Charles Stross inspired me to pick up David Graeber’s Debt: The First 5,000 Years.
This was a frustrating read for me. The first half of it is genuinely interesting, even brilliant, but the second half turns into a rather muddleheaded crie de coeur. On the positive side: Graeber convincingly argues that credit preceded currency and dates back to the dawn of civilization going all the way back to Sumeria; even pre urban cultures practice various forms of credit. That surprised me as the standard story in economic 101 going back to Adam Smith is that the earliest economic form is barter. But it turns out that very few cultures at any time practice pure barter.
Currency doesn’t turn up at all until about 600 BC, thousands of years after credit was in play in Sumeria and elsewhere. It took root in the various Greek city states and spread rapidly from there. Graeber attributes this, dubiously, to organized warfare. The soldiers liked coin. Fair enough, but it seems to me that coin worked just as well for a trading maritime state like Athens as it did for Sparta, and maybe more so. The guy who really got this Axial age of currency going was Alexander the Great, who plundered the vast treasuries of the Persian Empire.

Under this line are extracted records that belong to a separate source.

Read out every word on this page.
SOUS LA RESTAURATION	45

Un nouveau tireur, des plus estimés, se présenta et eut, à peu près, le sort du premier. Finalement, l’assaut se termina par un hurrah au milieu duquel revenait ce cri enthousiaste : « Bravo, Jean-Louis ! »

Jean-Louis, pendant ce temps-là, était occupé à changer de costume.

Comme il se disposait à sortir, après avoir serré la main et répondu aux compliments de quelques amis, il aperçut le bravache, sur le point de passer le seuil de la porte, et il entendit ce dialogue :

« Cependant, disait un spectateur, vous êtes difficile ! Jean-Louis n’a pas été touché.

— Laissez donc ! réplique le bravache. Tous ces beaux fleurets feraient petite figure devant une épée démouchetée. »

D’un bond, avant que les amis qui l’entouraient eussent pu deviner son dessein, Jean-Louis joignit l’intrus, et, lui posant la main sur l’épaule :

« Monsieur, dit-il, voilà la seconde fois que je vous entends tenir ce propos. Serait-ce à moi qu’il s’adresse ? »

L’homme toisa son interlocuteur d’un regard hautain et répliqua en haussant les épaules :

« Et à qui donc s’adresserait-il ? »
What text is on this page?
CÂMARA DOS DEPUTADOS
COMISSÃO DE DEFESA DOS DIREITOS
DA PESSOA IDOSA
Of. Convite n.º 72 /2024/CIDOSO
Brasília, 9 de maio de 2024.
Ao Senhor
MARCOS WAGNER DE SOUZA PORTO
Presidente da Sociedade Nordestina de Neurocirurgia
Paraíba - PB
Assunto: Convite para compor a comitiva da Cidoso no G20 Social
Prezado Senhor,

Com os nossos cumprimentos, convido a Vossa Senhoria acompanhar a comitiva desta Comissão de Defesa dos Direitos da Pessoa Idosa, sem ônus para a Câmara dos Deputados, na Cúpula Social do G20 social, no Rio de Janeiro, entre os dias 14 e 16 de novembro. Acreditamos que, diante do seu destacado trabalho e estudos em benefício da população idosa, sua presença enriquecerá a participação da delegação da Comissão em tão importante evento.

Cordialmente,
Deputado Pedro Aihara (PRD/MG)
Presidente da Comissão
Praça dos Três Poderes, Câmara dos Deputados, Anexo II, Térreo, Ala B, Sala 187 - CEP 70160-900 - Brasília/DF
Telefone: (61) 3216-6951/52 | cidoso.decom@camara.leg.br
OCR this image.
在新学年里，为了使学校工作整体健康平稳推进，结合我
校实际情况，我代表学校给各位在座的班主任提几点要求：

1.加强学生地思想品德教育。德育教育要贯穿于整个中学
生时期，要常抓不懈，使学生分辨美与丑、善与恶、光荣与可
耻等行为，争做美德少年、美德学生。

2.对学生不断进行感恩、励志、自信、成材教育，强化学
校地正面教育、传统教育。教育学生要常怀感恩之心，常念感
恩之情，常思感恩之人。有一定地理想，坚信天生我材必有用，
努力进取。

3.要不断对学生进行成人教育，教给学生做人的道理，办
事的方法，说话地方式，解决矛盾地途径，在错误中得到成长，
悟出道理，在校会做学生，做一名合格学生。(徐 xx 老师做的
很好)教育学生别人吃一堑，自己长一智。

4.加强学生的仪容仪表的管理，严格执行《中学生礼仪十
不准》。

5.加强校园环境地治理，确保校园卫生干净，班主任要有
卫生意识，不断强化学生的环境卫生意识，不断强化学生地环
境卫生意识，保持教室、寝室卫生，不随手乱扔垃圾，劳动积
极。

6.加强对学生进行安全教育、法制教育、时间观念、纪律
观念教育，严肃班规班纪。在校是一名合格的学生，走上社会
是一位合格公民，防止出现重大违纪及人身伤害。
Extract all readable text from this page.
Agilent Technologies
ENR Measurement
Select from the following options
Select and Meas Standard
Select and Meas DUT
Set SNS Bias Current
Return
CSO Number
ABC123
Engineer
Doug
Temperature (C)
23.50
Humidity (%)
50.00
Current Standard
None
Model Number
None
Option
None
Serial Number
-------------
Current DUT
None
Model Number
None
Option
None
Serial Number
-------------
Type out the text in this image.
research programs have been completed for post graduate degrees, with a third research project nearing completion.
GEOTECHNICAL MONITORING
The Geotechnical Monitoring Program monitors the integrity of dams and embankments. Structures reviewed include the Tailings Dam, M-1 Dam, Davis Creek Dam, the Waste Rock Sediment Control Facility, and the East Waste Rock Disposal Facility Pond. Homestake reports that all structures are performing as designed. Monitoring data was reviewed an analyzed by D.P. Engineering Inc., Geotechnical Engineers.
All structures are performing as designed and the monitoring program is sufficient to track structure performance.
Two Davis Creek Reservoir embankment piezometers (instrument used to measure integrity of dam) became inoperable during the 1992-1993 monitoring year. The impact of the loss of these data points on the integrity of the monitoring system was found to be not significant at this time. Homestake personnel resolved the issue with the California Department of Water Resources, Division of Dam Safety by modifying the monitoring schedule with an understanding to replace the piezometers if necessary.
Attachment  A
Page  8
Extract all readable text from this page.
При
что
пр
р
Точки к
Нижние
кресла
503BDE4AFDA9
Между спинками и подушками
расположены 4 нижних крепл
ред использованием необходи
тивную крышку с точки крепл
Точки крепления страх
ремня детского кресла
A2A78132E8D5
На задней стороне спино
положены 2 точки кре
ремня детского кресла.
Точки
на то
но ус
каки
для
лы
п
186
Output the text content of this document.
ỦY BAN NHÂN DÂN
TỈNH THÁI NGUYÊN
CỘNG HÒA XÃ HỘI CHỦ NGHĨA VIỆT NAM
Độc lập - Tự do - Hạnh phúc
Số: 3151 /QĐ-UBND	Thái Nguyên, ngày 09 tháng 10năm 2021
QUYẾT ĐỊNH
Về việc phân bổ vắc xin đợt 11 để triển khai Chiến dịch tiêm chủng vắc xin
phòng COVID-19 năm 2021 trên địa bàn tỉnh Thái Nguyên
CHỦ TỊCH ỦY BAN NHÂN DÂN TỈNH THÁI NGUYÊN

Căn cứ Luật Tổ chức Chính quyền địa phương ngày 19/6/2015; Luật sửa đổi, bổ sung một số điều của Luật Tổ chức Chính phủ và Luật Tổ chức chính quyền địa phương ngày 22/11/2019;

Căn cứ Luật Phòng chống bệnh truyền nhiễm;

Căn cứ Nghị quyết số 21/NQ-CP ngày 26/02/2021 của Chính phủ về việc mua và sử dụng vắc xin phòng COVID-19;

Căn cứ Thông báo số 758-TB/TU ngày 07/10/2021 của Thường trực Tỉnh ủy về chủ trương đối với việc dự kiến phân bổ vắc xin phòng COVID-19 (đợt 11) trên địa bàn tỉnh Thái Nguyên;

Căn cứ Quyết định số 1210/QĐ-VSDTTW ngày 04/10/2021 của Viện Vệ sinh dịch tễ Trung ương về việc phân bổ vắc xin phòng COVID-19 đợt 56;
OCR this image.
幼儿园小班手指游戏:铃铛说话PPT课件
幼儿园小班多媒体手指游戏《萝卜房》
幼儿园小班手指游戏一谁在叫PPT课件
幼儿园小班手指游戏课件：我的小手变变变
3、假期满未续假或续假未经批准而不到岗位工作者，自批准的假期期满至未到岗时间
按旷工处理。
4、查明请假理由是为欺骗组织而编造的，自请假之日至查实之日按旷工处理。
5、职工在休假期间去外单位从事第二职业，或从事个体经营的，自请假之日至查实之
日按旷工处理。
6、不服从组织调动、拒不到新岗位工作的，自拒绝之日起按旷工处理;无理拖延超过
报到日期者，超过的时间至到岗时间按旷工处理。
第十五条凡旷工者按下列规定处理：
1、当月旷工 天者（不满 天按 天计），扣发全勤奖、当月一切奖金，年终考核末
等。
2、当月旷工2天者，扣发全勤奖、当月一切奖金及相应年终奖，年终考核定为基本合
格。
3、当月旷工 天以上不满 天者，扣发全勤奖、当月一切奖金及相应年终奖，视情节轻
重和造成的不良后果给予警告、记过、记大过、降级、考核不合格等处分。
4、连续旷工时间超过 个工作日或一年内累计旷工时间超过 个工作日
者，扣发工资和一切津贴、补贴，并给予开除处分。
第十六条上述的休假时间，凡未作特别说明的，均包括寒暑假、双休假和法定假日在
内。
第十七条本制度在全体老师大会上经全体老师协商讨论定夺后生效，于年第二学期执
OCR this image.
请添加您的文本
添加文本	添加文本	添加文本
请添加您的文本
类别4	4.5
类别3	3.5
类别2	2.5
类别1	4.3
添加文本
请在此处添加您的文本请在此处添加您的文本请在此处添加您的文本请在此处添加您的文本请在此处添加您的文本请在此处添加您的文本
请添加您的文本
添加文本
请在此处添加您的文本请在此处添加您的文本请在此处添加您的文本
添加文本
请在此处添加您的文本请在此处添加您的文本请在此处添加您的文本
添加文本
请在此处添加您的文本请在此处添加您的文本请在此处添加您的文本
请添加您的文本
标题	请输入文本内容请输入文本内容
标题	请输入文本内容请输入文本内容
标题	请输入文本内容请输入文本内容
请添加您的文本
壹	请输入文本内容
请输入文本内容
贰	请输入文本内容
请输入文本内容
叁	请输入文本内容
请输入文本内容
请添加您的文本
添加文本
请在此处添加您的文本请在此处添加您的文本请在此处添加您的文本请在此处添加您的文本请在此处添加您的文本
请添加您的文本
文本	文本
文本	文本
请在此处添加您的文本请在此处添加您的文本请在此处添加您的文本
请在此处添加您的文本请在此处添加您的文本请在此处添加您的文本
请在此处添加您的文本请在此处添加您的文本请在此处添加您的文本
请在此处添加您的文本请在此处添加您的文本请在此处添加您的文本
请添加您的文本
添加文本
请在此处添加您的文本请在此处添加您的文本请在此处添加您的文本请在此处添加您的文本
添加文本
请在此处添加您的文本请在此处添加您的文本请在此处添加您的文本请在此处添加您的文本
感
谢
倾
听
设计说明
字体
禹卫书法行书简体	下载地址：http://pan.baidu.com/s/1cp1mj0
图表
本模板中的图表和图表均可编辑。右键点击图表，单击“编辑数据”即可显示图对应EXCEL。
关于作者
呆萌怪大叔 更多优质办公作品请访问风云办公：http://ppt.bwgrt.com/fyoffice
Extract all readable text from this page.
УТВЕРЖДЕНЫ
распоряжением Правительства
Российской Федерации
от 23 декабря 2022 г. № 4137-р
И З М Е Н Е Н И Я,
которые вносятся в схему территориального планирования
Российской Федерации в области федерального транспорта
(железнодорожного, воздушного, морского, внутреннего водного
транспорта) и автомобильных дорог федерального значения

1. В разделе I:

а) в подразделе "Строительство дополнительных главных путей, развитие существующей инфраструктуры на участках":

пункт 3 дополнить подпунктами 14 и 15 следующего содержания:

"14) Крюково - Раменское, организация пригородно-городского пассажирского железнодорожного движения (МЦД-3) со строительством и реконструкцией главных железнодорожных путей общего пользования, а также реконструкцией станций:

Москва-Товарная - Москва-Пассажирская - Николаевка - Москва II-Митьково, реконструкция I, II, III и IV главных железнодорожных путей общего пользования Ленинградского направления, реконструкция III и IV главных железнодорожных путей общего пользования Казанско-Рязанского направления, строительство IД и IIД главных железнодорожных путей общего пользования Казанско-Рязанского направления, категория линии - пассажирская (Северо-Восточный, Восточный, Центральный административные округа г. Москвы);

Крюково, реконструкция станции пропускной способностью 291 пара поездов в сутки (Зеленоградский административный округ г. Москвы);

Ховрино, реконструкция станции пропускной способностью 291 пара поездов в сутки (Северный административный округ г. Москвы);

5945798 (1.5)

So it all comes down to war. Yet I wonder if currency took hold as much as it did due to simple economic efficiency; it obviously lowers transaction costs not just compared to barter but even credit based economic systems lacking a medium of exchange. It would be interesting to comapre economic growth rates of states in the Axial era to those preceding it. Graeber doesn’t present such data and it may not even exist.
The other big point Graeber makes is that the language of economics has all sorts of hidden cultural and moral assumptions: we must pay our debts, etc. He’s absolutely right about that and it makes it difficult even today to deal with economic questions in instrumental terms. This goes a long ways towards explaining the mania for austerity economics in Europe especially but also here in the United States where in the midst of near depression conditions somehow the main concern in the last few years has been…to reduce the national debt? We’ve learned nothing from Keynes, evidently. It’s almost enough to make you wish for a nice world war, since somehow debt spending is more acceptable during conflict than peace. But the whole weapons of mass destruction thing makes that a bit too risky a cure for economic problems nowadays.
Unfortunately, Graeber himself tend to invert this moral language. And this is where he runs into trouble in the second half going into the modern age and contemporary times. I got a little impatient at this point and started wishing for a more analytical discussion. He’s not an economist and simply lacks the chops to do this. I’d love to see an actual economist broadly sympathetic to his politics and views take this up. (Maybe a Paul Krugman; I wonder if Krugman has read this book.) What I was looking for at the end was a program, solutions, numbers, something pragmatic and useful, not just Occupy Wall Street rhetoric. Where do we go from here? How do we get out of this mess?
Back to Stross; I’ve started going through his Laundry books, and these are a real hoot. Stross plainly has a talent for mashing genres together in unexpected ways. I already noted how he practically invented the financial space opera in Neptune’s Brood. In the Laundry books, he blends together information tech, magic, and espionage. It’s not detective fiction at all, but somehow it has that noir feel, too. I’m not sure if this is quite as unique as the financial space opera, but there it is.
Finally, I got around to reading the 4 books of the Hyperion Cantos by Dan Simmons: this is straight up, good old fashioned space opera, with some literary flourishes. These came out back in the 90s were very well received and somehow I missed them entirely. Thank goodness for the Kindle. I’ve read some of his later stuff, but it’s not as good. Near as I can tell he peaked with the Hyperion Cantos, and it was a hell of a peak.